Pour illustrer ce climat de confusion, on pourrait citer le cas de Guylain Nyembo, vice-Premier ministre et ministre du Plan, qui, dans une rencontre avec la Banque mondiale fin septembre 2024, a confirmé que l’institution financière “cherche encore” une solution de financement. Pourtant, comme le stipule l’ordonnance n°08/073 du 24 décembre 2008, les ministres sont censés être les exécutants des décisions présidentielles, et non des acteurs décisionnels. Nyembo, comme Teddy Lwamba et d’autres membres du gouvernement, se trouvent donc dans une situation paradoxale : à la fois responsables du suivi du projet et enfermés dans un rôle secondaire, comme de simples assistants du président de la République. Cela soulève des questions cruciales : si le ministre Lwamba ne joue qu’un rôle de figurant, alors qui prend les décisions ? Et surtout, pourquoi un technocrate comme Lusinde semble se donner le droit de prendre à bras-le-corps un projet d’une telle envergure sans se soucier des autorités politiques ?
Certains analystes n’hésitent pas à pointer du doigt les dérives de cette structure de pouvoir. La Constitution, telle qu’elle est rédigée, accorde au président une immunité presque totale, le mettant à l’abri de toute véritable responsabilité devant les autres branches du gouvernement et de l’État. Le paradoxe est flagrant : bien que le président ait signé des accords internationaux pour Inga 3, il n’a jamais été contraint de s’expliquer devant le parlement, ni de rendre des comptes sur l’avancement du projet. Le cas de Bruno Kapandji, chargé de mission à l’ADPI, est symptomatique de cette dérive : son silence total depuis six ans soulève des interrogations sur la véritable volonté politique d’aller de l’avant. Si l’énergie est un facteur de développement, comme le soutiennent tous les experts, la question qui se pose aujourd’hui est de savoir si la RDC peut réellement avancer dans la modernisation de son secteur énergétique avec une Constitution qui semble entraver toute forme de responsabilité et de transparence. Les critiques pleuvent sur une loi fondamentale jugée “rétrograde” et “inefficace” pour le développement du pays. La question de la révision constitutionnelle devient ainsi de plus en plus pressante, notamment pour permettre un véritable pilotage des projets d’envergure, tels qu’Inga 3, qui sont essentiels pour l’avenir de la RDC.

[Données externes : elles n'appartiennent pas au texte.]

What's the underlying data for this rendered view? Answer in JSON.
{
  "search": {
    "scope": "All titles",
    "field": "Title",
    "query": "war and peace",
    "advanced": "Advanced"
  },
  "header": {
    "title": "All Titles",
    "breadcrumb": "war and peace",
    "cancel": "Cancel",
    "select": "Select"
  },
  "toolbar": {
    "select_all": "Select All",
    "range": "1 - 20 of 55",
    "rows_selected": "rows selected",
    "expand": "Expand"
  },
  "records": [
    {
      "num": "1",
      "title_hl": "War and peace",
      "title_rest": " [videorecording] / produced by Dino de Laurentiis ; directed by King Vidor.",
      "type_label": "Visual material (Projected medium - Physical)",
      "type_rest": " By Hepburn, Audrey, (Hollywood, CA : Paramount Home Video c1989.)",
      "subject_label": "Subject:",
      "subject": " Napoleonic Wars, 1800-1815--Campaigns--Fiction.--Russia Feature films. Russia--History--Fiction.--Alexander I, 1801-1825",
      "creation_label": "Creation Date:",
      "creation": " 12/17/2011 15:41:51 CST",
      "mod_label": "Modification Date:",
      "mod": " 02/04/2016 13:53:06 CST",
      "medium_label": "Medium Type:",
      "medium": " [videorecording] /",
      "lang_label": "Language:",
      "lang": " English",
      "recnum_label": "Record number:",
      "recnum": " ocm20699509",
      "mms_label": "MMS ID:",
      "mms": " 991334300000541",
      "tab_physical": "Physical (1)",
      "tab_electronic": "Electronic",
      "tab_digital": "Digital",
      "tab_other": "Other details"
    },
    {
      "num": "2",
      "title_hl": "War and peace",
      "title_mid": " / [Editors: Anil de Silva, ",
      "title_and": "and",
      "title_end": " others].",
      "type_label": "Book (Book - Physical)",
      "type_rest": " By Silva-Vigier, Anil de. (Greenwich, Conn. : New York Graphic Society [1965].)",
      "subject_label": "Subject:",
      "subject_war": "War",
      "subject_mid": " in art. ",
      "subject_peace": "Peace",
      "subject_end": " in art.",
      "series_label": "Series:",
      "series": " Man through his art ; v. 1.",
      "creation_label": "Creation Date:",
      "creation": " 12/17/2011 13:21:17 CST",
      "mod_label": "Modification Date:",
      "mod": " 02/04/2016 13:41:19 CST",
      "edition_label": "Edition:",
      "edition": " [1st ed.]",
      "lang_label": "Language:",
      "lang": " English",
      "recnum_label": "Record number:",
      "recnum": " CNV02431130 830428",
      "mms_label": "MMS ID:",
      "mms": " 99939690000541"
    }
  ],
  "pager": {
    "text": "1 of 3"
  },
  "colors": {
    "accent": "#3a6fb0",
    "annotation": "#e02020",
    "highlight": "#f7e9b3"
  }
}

Certains analystes et techniciens affirment qu’il est clair que, tant que le président restera à l’abri de toute remise en cause de ses décisions, l’avenir d’Inga 3 et du pays tout entier demeurera incertain. Entre la paralysie du gouvernement, l’incapacité à mobiliser les financements et un manque flagrant de coordination, la RDC se dirige-t-elle vers un grand projet énergique qui pourrait bien ne jamais voir le jour ? Le temps des compromissions semble révolu.